Abstract
These are my notes from reading Kubernetes Up & Running by Kelsey Hightower, Brendan Burns, and Joe Beda. Kelsey Hightower is a Staff Developer Advocate for the Google Cloud Platform. Brendan Burns is a Distinguished Engineer in Microsoft Azure and cofounded the Kubernetes project at Google. Joe Beda is the CTO of Heptio and cofounded the Kubernetes project, as well as Google Compute Engine.
This is a phenomenal book that covers both the whys and hows of Kubernetes. I read the 1st edition, but a 2nd edition is coming out soon. I’m using this as study material for my CKAD and CKA certifications.

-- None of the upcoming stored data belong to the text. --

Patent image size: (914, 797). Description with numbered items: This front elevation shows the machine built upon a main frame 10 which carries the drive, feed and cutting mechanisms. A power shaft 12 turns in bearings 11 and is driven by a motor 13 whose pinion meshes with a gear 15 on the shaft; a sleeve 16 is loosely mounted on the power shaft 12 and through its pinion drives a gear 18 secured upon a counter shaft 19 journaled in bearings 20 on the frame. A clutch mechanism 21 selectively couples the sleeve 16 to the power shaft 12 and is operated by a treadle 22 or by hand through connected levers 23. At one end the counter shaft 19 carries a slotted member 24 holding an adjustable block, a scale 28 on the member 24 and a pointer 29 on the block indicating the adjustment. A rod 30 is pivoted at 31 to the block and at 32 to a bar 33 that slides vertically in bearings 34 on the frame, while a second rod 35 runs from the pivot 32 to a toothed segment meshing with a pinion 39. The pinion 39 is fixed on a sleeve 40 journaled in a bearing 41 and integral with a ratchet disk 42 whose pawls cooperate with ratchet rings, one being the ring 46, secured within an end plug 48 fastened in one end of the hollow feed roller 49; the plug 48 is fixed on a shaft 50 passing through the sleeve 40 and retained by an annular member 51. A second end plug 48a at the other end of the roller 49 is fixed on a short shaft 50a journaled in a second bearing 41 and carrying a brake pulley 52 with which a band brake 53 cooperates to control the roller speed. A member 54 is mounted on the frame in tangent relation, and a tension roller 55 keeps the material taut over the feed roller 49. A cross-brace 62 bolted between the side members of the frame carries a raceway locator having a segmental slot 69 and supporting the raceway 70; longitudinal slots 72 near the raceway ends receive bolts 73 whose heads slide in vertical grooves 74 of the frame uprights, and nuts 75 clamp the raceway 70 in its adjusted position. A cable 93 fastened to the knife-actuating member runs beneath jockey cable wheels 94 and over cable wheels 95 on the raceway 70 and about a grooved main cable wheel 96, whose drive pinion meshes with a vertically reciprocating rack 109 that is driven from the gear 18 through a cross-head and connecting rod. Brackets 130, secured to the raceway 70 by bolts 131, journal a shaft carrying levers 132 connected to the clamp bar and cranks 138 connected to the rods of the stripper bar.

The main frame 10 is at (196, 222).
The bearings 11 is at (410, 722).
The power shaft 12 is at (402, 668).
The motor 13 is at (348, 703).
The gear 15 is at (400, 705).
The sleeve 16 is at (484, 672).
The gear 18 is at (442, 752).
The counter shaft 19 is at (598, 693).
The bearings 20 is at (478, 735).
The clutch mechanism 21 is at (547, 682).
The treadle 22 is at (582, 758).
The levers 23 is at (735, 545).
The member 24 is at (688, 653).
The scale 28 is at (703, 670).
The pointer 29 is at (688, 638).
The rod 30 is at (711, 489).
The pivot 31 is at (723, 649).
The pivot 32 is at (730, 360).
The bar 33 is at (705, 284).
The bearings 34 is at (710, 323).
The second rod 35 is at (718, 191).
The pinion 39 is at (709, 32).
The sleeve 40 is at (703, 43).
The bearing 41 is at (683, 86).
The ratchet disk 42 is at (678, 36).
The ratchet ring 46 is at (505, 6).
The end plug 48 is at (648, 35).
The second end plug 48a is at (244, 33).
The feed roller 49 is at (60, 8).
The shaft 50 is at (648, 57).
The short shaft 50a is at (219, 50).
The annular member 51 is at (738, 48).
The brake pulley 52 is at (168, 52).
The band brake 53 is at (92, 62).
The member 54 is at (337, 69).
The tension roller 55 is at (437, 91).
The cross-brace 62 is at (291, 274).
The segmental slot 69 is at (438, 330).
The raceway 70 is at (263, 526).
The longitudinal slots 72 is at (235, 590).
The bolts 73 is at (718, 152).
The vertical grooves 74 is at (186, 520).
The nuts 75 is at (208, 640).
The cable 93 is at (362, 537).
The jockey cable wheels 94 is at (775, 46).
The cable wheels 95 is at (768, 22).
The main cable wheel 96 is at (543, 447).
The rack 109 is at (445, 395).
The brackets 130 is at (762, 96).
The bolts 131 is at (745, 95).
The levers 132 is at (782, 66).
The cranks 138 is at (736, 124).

This article is part of a series. You can read Part 1, Part 2, and Part 3.
Chapter 12: Deployments
Much like how ReplicaSets manage the Pods beneath them, the Deployment
object manages ReplicaSets beneath it. Deployments are used to manage the release of new versions and roll those changes out in a simple, reliable fashion. Deployments are a top-level object when compared to ReplicaSets. This means that if you scale a ReplicaSet, the Deployment controller will scale back to the desired state defined in the Deployment, not in the ReplicaSet.
Deployments revolve around their ability to perform a rollout. Rollouts are able to be paused, resumed, and undone. You can undo both partial and completed rollouts. Additionally, the rollout history of a Deployment is retained within the object and you can rollback to a specific version. For Deployments that are long-running, it’s a best practice to limit the size of the revision history so that the Deployment object does not become bloated. For example, if you rollout changes every day and you need 2 weeks of revision history, you would set spec.revisionHistoryLimit
to 14. Undoing a rollout (i.e., rolling back) follows all the same policies as the rollout strategy.
Because Deployments make it easy to roll back and forth between versions, it is absolutely paramount that each version of your application is capable of working interchangeably with both slightly older and slightly newer versions. This backwards and forwards compatibility is critical for decoupled, distributed systems and frequent deployments.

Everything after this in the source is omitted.